The challenge was inspired by artists who insert a sneaky selfie into their paintings, a well-known example of which is Velazquez’s ‘Las Meninas’. But authors have done it too: Douglas Coupland made an appearance in his 2006 novel jPod and Barry Baldwin tells me that Malcolm Bradbury smuggled himself into The History Man.

There were creditable Hemingway cameos courtesy of Christopher Linforth, J.E. Tomlin, and The Parson, and I enjoyed J.C.H. Mounsey’s sketch of self-confessed misanthrope Evelyn Waugh, and Martyn Hurst’s of the rather less self-aware Jeffrey Archer. The brightest and the best appear below and earn themselves £30 each.

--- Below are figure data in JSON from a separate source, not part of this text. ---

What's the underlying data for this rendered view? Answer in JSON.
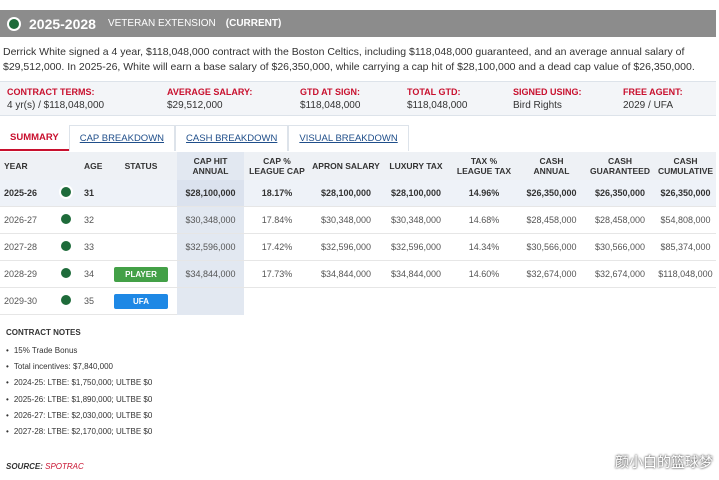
{
  "header": {
    "years": "2025-2028",
    "type": "VETERAN EXTENSION",
    "status": "(CURRENT)"
  },
  "description": "Derrick White signed a 4 year, $118,048,000 contract with the Boston Celtics, including $118,048,000 guaranteed, and an average annual salary of $29,512,000. In 2025-26, White will earn a base salary of $26,350,000, while carrying a cap hit of $28,100,000 and a dead cap value of $26,350,000.",
  "terms": [
    {
      "label": "CONTRACT TERMS:",
      "value": "4 yr(s) / $118,048,000"
    },
    {
      "label": "AVERAGE SALARY:",
      "value": "$29,512,000"
    },
    {
      "label": "GTD AT SIGN:",
      "value": "$118,048,000"
    },
    {
      "label": "TOTAL GTD:",
      "value": "$118,048,000"
    },
    {
      "label": "SIGNED USING:",
      "value": "Bird Rights"
    },
    {
      "label": "FREE AGENT:",
      "value": "2029 / UFA"
    }
  ],
  "tabs": [
    "SUMMARY",
    "CAP BREAKDOWN",
    "CASH BREAKDOWN",
    "VISUAL BREAKDOWN"
  ],
  "table": {
    "columns": [
      "YEAR",
      "AGE",
      "STATUS",
      "CAP HIT\nANNUAL",
      "CAP %\nLEAGUE CAP",
      "APRON SALARY",
      "LUXURY TAX",
      "TAX %\nLEAGUE TAX",
      "CASH\nANNUAL",
      "CASH\nGUARANTEED",
      "CASH\nCUMULATIVE"
    ],
    "rows": [
      {
        "year": "2025-26",
        "age": "31",
        "cells": [
          "$28,100,000",
          "18.17%",
          "$28,100,000",
          "$28,100,000",
          "14.96%",
          "$26,350,000",
          "$26,350,000",
          "$26,350,000"
        ]
      },
      {
        "year": "2026-27",
        "age": "32",
        "cells": [
          "$30,348,000",
          "17.84%",
          "$30,348,000",
          "$30,348,000",
          "14.68%",
          "$28,458,000",
          "$28,458,000",
          "$54,808,000"
        ]
      },
      {
        "year": "2027-28",
        "age": "33",
        "cells": [
          "$32,596,000",
          "17.42%",
          "$32,596,000",
          "$32,596,000",
          "14.34%",
          "$30,566,000",
          "$30,566,000",
          "$85,374,000"
        ]
      },
      {
        "year": "2028-29",
        "age": "34",
        "status": "PLAYER",
        "cells": [
          "$34,844,000",
          "17.73%",
          "$34,844,000",
          "$34,844,000",
          "14.60%",
          "$32,674,000",
          "$32,674,000",
          "$118,048,000"
        ]
      },
      {
        "year": "2029-30",
        "age": "35",
        "status": "UFA"
      }
    ]
  },
  "notes": {
    "title": "CONTRACT NOTES",
    "items": [
      "15% Trade Bonus",
      "Total incentives: $7,840,000",
      "2024-25: LTBE: $1,750,000; ULTBE $0",
      "2025-26: LTBE: $1,890,000; ULTBE $0",
      "2026-27: LTBE: $2,030,000; ULTBE $0",
      "2027-28: LTBE: $2,170,000; ULTBE $0"
    ]
  },
  "source": {
    "label": "SOURCE:",
    "value": "SPOTRAC"
  },
  "watermark": "颜小白的篮球梦"
}
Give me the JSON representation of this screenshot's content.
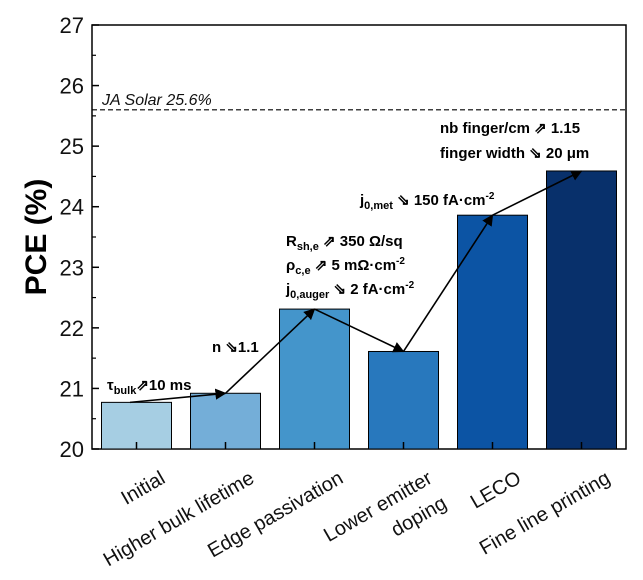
{
  "chart_data": {
    "type": "bar",
    "title": "",
    "xlabel": "",
    "ylabel": "PCE (%)",
    "ylim": [
      20,
      27
    ],
    "yticks": [
      "20",
      "21",
      "22",
      "23",
      "24",
      "25",
      "26",
      "27"
    ],
    "categories": [
      [
        "Initial"
      ],
      [
        "Higher bulk lifetime"
      ],
      [
        "Edge passivation"
      ],
      [
        "Lower emitter",
        "doping"
      ],
      [
        "LECO"
      ],
      [
        "Fine line printing"
      ]
    ],
    "values": [
      20.77,
      20.92,
      22.31,
      21.61,
      23.86,
      24.59
    ],
    "bar_colors": [
      "#a6cee3",
      "#74aed8",
      "#4495cb",
      "#2878bd",
      "#0c54a4",
      "#08306b"
    ],
    "reference_line": {
      "label": "JA Solar 25.6%",
      "value": 25.6
    },
    "annotations": [
      {
        "lines": [
          {
            "parts": [
              {
                "t": "τ"
              },
              {
                "t": "bulk",
                "sub": true
              },
              {
                "t": "⇗10 ms"
              }
            ]
          }
        ]
      },
      {
        "lines": [
          {
            "parts": [
              {
                "t": "n ⇘1.1"
              }
            ]
          }
        ]
      },
      {
        "lines": [
          {
            "parts": [
              {
                "t": "R"
              },
              {
                "t": "sh,e",
                "sub": true
              },
              {
                "t": " ⇗ 350 Ω/sq"
              }
            ]
          },
          {
            "parts": [
              {
                "t": "ρ"
              },
              {
                "t": "c,e",
                "sub": true
              },
              {
                "t": " ⇗ 5 mΩ·cm"
              },
              {
                "t": "-2",
                "sup": true
              }
            ]
          },
          {
            "parts": [
              {
                "t": "j"
              },
              {
                "t": "0,auger",
                "sub": true
              },
              {
                "t": " ⇘ 2 fA·cm"
              },
              {
                "t": "-2",
                "sup": true
              }
            ]
          }
        ]
      },
      {
        "lines": [
          {
            "parts": [
              {
                "t": "j"
              },
              {
                "t": "0,met",
                "sub": true
              },
              {
                "t": " ⇘ 150 fA·cm"
              },
              {
                "t": "-2",
                "sup": true
              }
            ]
          }
        ]
      },
      {
        "lines": [
          {
            "parts": [
              {
                "t": "nb finger/cm ⇗ 1.15"
              }
            ]
          },
          {
            "parts": [
              {
                "t": "finger width ⇘ 20 μm"
              }
            ]
          }
        ]
      }
    ],
    "grid": false,
    "legend": "none"
  }
}
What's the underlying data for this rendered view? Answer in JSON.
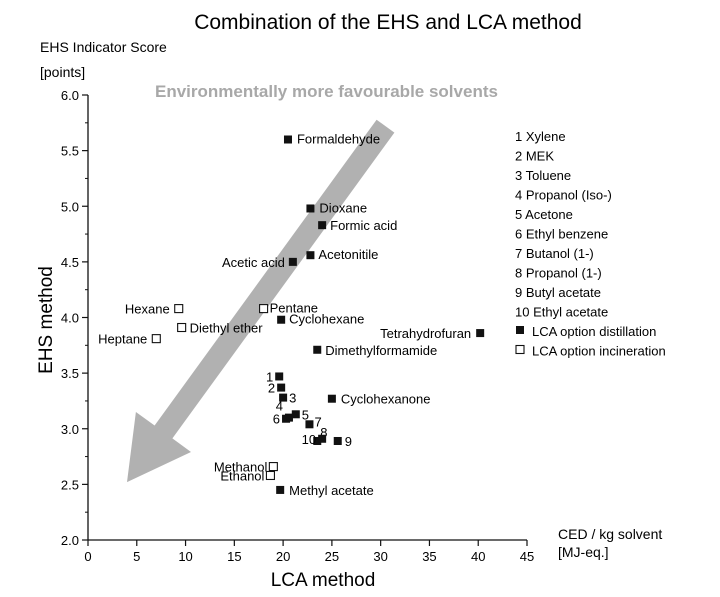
{
  "chart_data": {
    "type": "scatter",
    "title": "Combination of the EHS and LCA method",
    "ylabel_top": "EHS Indicator Score",
    "ylabel_top_unit": "[points]",
    "ylabel": "EHS method",
    "xlabel": "LCA method",
    "xlabel_right": "CED / kg solvent",
    "xlabel_right_unit": "[MJ-eq.]",
    "xlim": [
      0,
      45
    ],
    "ylim": [
      2.0,
      6.0
    ],
    "xticks": [
      "0",
      "5",
      "10",
      "15",
      "20",
      "25",
      "30",
      "35",
      "40",
      "45"
    ],
    "yticks": [
      "2.0",
      "2.5",
      "3.0",
      "3.5",
      "4.0",
      "4.5",
      "5.0",
      "5.5",
      "6.0"
    ],
    "arrow_text": "Environmentally more favourable solvents",
    "series": [
      {
        "name": "LCA option distillation",
        "marker": "filled-square",
        "points": [
          {
            "x": 20.5,
            "y": 5.6,
            "label": "Formaldehyde"
          },
          {
            "x": 22.8,
            "y": 4.98,
            "label": "Dioxane"
          },
          {
            "x": 24.0,
            "y": 4.83,
            "label": "Formic acid"
          },
          {
            "x": 21.0,
            "y": 4.5,
            "label": "Acetic acid"
          },
          {
            "x": 22.8,
            "y": 4.56,
            "label": "Acetonitile"
          },
          {
            "x": 19.8,
            "y": 3.98,
            "label": "Cyclohexane"
          },
          {
            "x": 40.2,
            "y": 3.86,
            "label": "Tetrahydrofuran"
          },
          {
            "x": 23.5,
            "y": 3.71,
            "label": "Dimethylformamide"
          },
          {
            "x": 25.0,
            "y": 3.27,
            "label": "Cyclohexanone"
          },
          {
            "x": 19.7,
            "y": 2.45,
            "label": "Methyl acetate"
          },
          {
            "x": 19.6,
            "y": 3.47,
            "label": "1"
          },
          {
            "x": 19.8,
            "y": 3.37,
            "label": "2"
          },
          {
            "x": 20.0,
            "y": 3.28,
            "label": "3"
          },
          {
            "x": 20.6,
            "y": 3.1,
            "label": "4"
          },
          {
            "x": 21.3,
            "y": 3.13,
            "label": "5"
          },
          {
            "x": 20.3,
            "y": 3.09,
            "label": "6"
          },
          {
            "x": 22.7,
            "y": 3.04,
            "label": "7"
          },
          {
            "x": 23.5,
            "y": 2.89,
            "label": "8"
          },
          {
            "x": 25.6,
            "y": 2.89,
            "label": "9"
          },
          {
            "x": 24.0,
            "y": 2.91,
            "label": "10"
          }
        ]
      },
      {
        "name": "LCA option incineration",
        "marker": "open-square",
        "points": [
          {
            "x": 9.3,
            "y": 4.08,
            "label": "Hexane"
          },
          {
            "x": 9.6,
            "y": 3.91,
            "label": "Diethyl ether"
          },
          {
            "x": 7.0,
            "y": 3.81,
            "label": "Heptane"
          },
          {
            "x": 18.0,
            "y": 4.08,
            "label": "Pentane"
          },
          {
            "x": 19.0,
            "y": 2.66,
            "label": "Methanol"
          },
          {
            "x": 18.7,
            "y": 2.58,
            "label": "Ethanol"
          }
        ]
      }
    ],
    "legend_items": [
      "1 Xylene",
      "2 MEK",
      "3 Toluene",
      "4 Propanol (Iso-)",
      "5 Acetone",
      "6 Ethyl benzene",
      "7 Butanol (1-)",
      "8 Propanol (1-)",
      "9 Butyl acetate",
      "10 Ethyl acetate"
    ],
    "legend_markers": [
      {
        "marker": "filled-square",
        "label": "LCA option distillation"
      },
      {
        "marker": "open-square",
        "label": "LCA option incineration"
      }
    ],
    "colors": {
      "marker": "#111111",
      "arrow": "#a8a8a8",
      "axis": "#111111"
    }
  }
}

He, Cromwell, expertly appraises this Hilary, Taleteller of Glossop. Throughout the interview, she squints at one document, etches another, the latter doubtless a tale to distract England from this season of plague. In conversation she exhibits the enthusiasm men often dismiss as eccentricity but he, Cromwell, commits no such error. If she gives excessive credence to supernatural subjects, it is only the mark of her calling. Yet her knowledge of court intrigue unsettles, rich in detail as the account books of the Great Wardrobe and salacious as Austin Friars gossip. She must, he reasons, commune with a network of spies astute as his own. Her more fanciful stories, of rebellions in France or the assassination of some Grantham thatcher unknown even to him, he dismisses. He is here on Henry’s orders. ‘Put a stop to her slanderous wuffle.’ He does, though not before hearing all and slyly appropriating her papers. Adrian Fry/Hilary Mantel

Bobbi and I were discussing whether monogamy was a prefabricated cultural dynamic designed to perpetuate patriarchal hegemony, when Sally appeared.